Further, although the detection devices (20) and (30) are installed only at the end of the hoistway (1), they may be installed on each floor to enable floor identification. In this case, by writing unique data other than the position data D to the detected device for each floor, it becomes possible to detect the door opening/closing permission zone and to identify a specific floor for rescue in the event of a disaster.

In addition, although power is supplied to each detected device at once using the power supply line (9), if it is difficult to route the power supply line (9) along the hoistway (1), the elevator control device (10) With the power of the planar antenna (51) via the detector (50)
) may supply power by transmitting a magnetic signal of a predetermined frequency. In addition, a solar cell is installed on the side of the detected device, and the detector (5
0) or the elevator car (4).

In addition, the lengths of the planar antennas (21) and (31) on the detected device side were changed in accordance with the vertical speed of the elevator car (4), but the lengths of each planar antenna (21) and (31) They may all be the same. In this case, since the planar antennas are unified with the minimum length, the detection zone is subdivided and the number of detected devices increases, but the versatility is further improved.

Furthermore, a flat antenna (21), (
31) and (51), other non-contact transmission means such as magnetic means or optical means may be used.

[Effects of the Invention] As described above, according to the present invention, the detected device and the detector are each provided with a non-contact transmission means for transmitting position data of the detected device, and the detected device is provided with a non-contact transmission means for writing position data. A memory means is provided, and the detector writes position data to the memory means in the detected device based on a command from the elevator control device, and reads the position data from the memory means and transmits it to the elevator control device. Therefore, the device to be detected has a learning function to achieve versatility, and the restrictions on the installation position of the device to be detected and the detector are also reduced, making it possible to obtain a highly accurate and inexpensive elevator position detection device. .

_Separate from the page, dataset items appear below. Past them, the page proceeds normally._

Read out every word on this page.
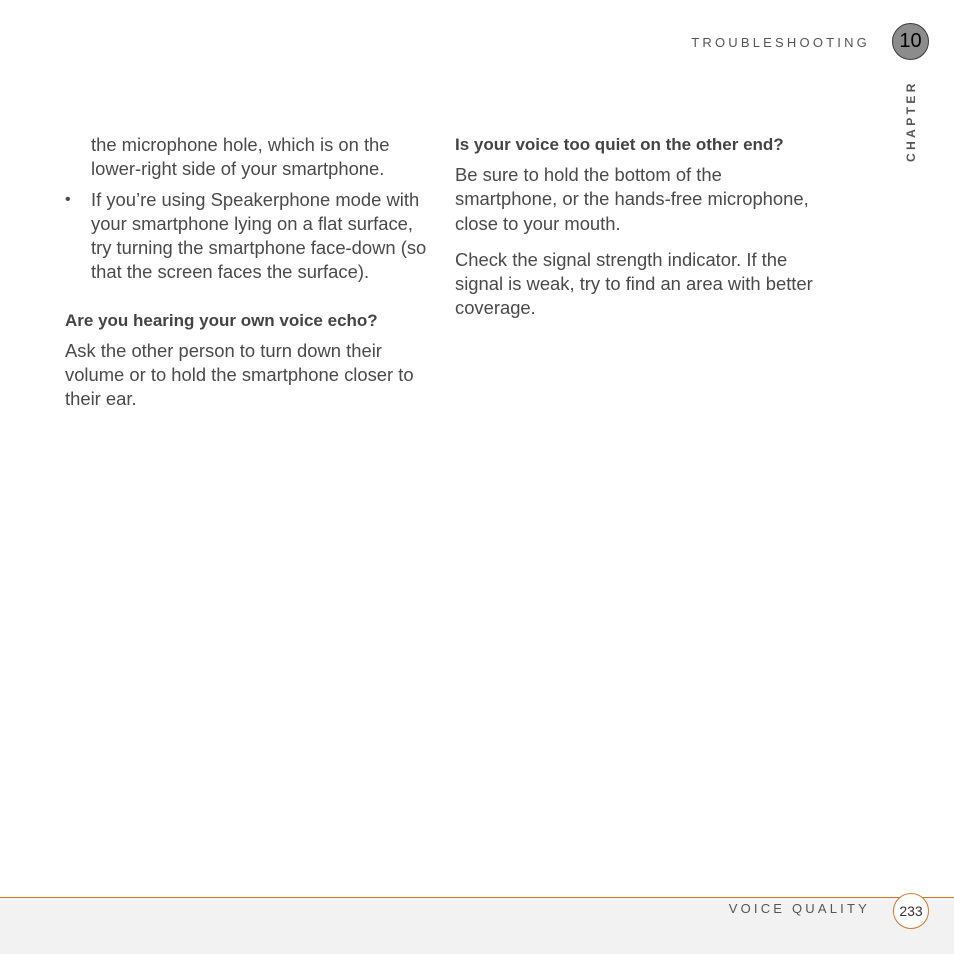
TROUBLESHOOTING	10
CHAPTER

the microphone hole, which is on the lower-right side of your smartphone.

• If you’re using Speakerphone mode with your smartphone lying on a flat surface, try turning the smartphone face-down (so that the screen faces the surface).

Are you hearing your own voice echo?

Ask the other person to turn down their volume or to hold the smartphone closer to their ear.

Is your voice too quiet on the other end?

Be sure to hold the bottom of the smartphone, or the hands-free microphone, close to your mouth.

Check the signal strength indicator. If the signal is weak, try to find an area with better coverage.

VOICE QUALITY	233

[Brief explanation of the drawing]

FIG. 1 is a configuration diagram showing an outline of an embodiment of the present invention, and FIG.
The figure is a block diagram showing the configuration of the detector and detected device in Figure 1, Figure 3 is an explanatory diagram showing the format of the signal transmitted from the detector in Figure 1, and Figure 4 is in Figure 1. Flowchart diagram for explaining the operation of the detector, FIG.
FIG. 6 is a side view showing a conventional elevator position detection device; FIG. 7 is an enlarged perspective view showing the vicinity of the detector shown in FIG. 6. . (1... Hoistway (4)... Elevator car (10... Elevator control device (20, (30)... Detector (50)... Detector (21 = (31), (51)...Flat antenna (non-contact transmission means) (29...Nonvolatile memory (memory means) C...Rewriting command D...Position data DW
...Writing position data In the figures, the same reference numerals indicate the same or corresponding parts.

Claims (1)

[Scope of Claims] An elevator control device that controls the elevation of an elevator car and determines the absolute position of the elevator car; a plurality of devices to be detected provided along a hoistway of the elevator car; A non-contact transmission for transmitting position data of the detected device to the detected device and the detector, respectively, in an elevator position detection device comprising: a detector provided in the elevator car so as to face each other; means, the detected device includes a memory means for writing the position data, and the detector transmits the position data via the non-contact transmission means based on a command from the elevator control device. An elevator position detection device characterized in that the position data is written in the memory means in the detected device, and the position data stored in the memory means is read out and transmitted to the elevator control device.